Under what authority can a contracting officer issue a change order?
A U.S. Government Contracting Officer (CO), or delegee (usually an Administrative Contracting Officer (ACO)) is the only person who can issue a change order. The CO can issue the change order unilaterally, in accordance with the Changes clause of the contract.
When a contractor performs work beyond that required by the contract without a formal change order?
It is well-established that when a contractor performs work beyond that required by the contract without a formal change order, and such work was informally ordered by the government or is caused by government fault, a constructive change has occurred, thereby entitling the contractor to an equitable adjustment.
Under what authority can a contracting officer unilaterally issue a change order?
43.201 General. (a) Generally, Government contracts contain a changes clause that permits the contracting officer to make unilateral changes, in designated areas, within the general scope of the contract.
What are the 3 stages of a contract?
A contract has three distinct stages: preparation, perfection, and consummation.
What does contract administration include?
In short, contract administration involves the planning, negotiation, execution and performance of any contact with customers or vendors.
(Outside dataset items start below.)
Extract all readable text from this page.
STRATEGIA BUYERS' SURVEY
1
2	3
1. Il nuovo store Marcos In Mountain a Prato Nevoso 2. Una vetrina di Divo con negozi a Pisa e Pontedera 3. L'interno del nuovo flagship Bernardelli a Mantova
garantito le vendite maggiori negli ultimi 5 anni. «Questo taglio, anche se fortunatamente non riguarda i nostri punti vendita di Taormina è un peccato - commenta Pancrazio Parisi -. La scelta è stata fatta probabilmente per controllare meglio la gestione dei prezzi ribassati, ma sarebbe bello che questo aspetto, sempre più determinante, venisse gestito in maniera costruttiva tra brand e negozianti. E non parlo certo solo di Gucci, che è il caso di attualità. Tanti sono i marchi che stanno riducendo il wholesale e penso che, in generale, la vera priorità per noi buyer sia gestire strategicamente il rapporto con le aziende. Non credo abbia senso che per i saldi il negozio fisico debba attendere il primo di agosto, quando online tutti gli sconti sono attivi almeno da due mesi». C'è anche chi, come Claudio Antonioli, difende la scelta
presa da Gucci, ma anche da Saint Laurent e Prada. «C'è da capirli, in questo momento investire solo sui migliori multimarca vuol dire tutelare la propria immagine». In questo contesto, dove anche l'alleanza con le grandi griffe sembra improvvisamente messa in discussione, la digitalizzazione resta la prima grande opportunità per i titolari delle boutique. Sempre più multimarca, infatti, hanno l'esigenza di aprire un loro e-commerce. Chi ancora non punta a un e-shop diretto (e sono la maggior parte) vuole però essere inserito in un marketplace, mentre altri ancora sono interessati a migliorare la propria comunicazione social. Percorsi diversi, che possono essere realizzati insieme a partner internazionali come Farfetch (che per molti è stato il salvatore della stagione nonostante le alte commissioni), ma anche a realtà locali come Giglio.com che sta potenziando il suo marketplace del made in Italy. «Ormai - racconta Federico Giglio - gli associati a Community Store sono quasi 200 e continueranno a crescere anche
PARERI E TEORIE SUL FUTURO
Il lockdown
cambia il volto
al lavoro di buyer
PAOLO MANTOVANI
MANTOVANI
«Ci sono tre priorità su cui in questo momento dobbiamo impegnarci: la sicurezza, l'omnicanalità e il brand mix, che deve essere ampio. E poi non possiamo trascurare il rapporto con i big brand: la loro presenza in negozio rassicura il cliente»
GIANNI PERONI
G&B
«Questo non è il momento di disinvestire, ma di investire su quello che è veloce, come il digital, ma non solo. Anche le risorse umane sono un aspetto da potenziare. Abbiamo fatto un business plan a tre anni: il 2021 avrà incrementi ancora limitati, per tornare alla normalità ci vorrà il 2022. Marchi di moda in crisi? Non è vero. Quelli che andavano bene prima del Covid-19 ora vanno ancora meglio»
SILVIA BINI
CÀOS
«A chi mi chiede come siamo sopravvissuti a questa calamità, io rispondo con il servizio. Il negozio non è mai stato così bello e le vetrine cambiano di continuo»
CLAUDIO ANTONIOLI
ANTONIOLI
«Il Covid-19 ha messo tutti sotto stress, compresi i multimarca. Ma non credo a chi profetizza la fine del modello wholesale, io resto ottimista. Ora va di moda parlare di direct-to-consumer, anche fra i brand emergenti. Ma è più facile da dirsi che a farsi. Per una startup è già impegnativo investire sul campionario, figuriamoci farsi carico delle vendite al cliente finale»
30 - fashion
The preparation and implementation of contracts has great potential for aligning mutually agreeable contracts that lead to positive business outcomes.
What are stages in contract placement and what do you mean by contract management?
- Planning stage. Before you can implement a process, it’s important to develop a system that will best suit your company’s needs and resources. …
- Implementation stage. …
- Pre-contract stage. …
- Handover stage. …
- Contract stage. …
- Pre-renewal stage. …
- Post-contract stage.
Which type of contract has the highest risk for the buyer?
So, from the above contract definitions, you can see that the seller bears most of the risk with a fixed price contract, the buyer with a cost plus fixed fee contract, both share with the cost plus incentive and the buyer bears the risk with a time and materials contract (see Exhibit 6).